Over the last decade, the business world witnessed a ton of HR-related change – namely around benefits, health & wellness and staffing. The constant shifts leave employees both wary AND weary, making effective communication paramount. In fact, according to Towers Watson’s 2013 – 2014 Change and Communication ROI Study, companies effective in change management and communication are three and a half times more likely to significantly outperform their industry peers that are not as effective in these areas.
Need help crafting communications that soothe jagged employee nerves during times of change? These best practices will set you on the path to seamless transitions.
8 ways to communicate change to employees
1. Be clear and honest about what’s changing and why.
Any sort of spin, sugarcoating or jargon is going to look like you’re trying to hide something. You’ll gain employees’ trust if you use simple, straightforward language, and are completely upfront about what’s changing and why. Don’t talk down to employees – this only makes them feel resentful and unvalued. Some companies make the mistake of believing their employees “can’t handle the truth,” but people respond well to respectful and honestly communication.
2. Consider the emotional impact of the change.
HR changes often strike a personal chord with employees. Suddenly the company is monkeying with their health care, and maybe that affects their sick kid. Or a company might be implementing an outcomes-based wellness program, which means they have to make lifestyle changes they don’t want to make. Take these concerns into consideration when crafting your message – and outright acknowledge them too. Sometimes people just need to feel heard.

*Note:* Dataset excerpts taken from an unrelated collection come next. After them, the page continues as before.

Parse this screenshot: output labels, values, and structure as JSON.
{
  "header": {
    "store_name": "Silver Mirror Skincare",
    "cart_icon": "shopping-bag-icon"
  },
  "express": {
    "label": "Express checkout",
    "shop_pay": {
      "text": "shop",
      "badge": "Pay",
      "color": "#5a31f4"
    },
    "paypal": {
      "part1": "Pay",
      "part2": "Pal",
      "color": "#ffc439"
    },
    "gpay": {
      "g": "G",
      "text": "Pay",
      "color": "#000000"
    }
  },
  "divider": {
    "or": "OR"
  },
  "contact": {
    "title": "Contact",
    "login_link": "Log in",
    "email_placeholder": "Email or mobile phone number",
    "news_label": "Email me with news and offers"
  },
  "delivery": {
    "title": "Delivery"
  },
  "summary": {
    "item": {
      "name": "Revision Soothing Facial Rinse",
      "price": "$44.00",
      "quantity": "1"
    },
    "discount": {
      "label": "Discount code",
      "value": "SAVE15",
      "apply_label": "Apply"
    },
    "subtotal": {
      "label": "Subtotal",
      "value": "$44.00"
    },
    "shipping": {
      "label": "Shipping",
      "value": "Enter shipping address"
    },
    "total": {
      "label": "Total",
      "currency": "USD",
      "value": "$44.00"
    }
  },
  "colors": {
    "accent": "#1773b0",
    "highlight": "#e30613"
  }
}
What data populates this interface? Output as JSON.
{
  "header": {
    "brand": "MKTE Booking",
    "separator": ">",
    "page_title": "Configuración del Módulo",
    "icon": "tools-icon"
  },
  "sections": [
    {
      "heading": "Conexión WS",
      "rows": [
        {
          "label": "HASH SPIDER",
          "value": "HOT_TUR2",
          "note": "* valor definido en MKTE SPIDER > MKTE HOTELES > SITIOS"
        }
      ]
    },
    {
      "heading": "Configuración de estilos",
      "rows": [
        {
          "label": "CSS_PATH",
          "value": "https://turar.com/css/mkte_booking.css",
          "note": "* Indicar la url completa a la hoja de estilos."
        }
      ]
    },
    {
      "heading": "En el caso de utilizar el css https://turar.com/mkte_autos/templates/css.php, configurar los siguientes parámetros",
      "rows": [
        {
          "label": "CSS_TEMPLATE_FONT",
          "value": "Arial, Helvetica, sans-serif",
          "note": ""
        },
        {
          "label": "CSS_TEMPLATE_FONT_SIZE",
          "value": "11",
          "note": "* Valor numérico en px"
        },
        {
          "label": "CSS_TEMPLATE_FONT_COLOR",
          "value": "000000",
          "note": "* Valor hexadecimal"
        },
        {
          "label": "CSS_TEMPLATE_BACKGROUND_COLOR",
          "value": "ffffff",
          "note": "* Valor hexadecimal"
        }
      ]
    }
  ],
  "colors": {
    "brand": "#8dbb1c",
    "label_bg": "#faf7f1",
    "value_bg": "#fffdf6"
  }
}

3. Tell employees what’s in it for them.
It’s the age-old marketing credo: What’s In It For Me? You can’t deny we’re all looking out for #1, so hyping “good corporate citizenship” as a reason for change is a waste of time. Explain the benefits of the change and what employees will get from it. Yes, things will be different – acknowledge that. Yes, everyone may not like what’s changing – acknowledge that too. But there’s generally an upside, so outline that as well.
If there’s no upside, then say so. Admit that what’s happening kinda sucks and talk about what you’ll do to make the change as smooth as possible. Then thank employees for their patience, cooperation, ongoing contributions to the company and for sticking with you through the shift.
4. Explain how the change will happen.
Employees feel reassured and are more easily able to get on board when you paint a clear picture of what’s going to happen and when. If you have to use a numbered step-by-step list, do it. If your employees respond well to graphics, use them. Just make sure to set expectations by explaining the process so people can clearly see the road ahead.
5. Tell employees what they need to do.
The infamous call to action. It’s critical to outline what needs to be done – and when. This is what people are looking for at the end of a communication, so use bulleted lists, bold font, links to websites, etc. to highlight the necessary action.
6. Consider the source – and the channels.
Change communications are generally best delivered from the top. Develop a cascading messaging strategy that starts with your CEO or a senior VP, and then encourage directors and managers to discuss the change in more detail with their teams. Make sure to use a variety of media: email, all-hands meetings, company intranet, home mailings (especially if family members are affected) and an FAQ for nitty-gritty details.
7. Target whenever you can.
Give careful thought to whether specific audiences are more affected by the change. For example, with healthcare changes, you may want to develop communications specific to families or those with chronic conditions. With a wellness program, consider how it will affect people who might have difficulty achieving the desired outcomes (like quitting smoking, losing weight or lowering blood sugar levels). Of course, be mindful of HIPAA and other privacy regulations when developing your targeted messaging strategy.
8. Open two-way communication channels.
Remember what we said above – about employees needing to feel heard? Create two-way communication channels where they can ask questions, express their concerns and get answers. A dedicated email alias is a great start, but a town hall (or series of them) goes one step further. It’s more personal and – if it you execute it right – feels like “we’re all in this together.” Allow employees to ask questions and address all of them – clearly and honestly. If you take away nothing else from this post, it’s those two words.
Speaking clearly and honestly is key to communicating with employees at any time, but especially during uncertain – and sometimes unsettling – times of change.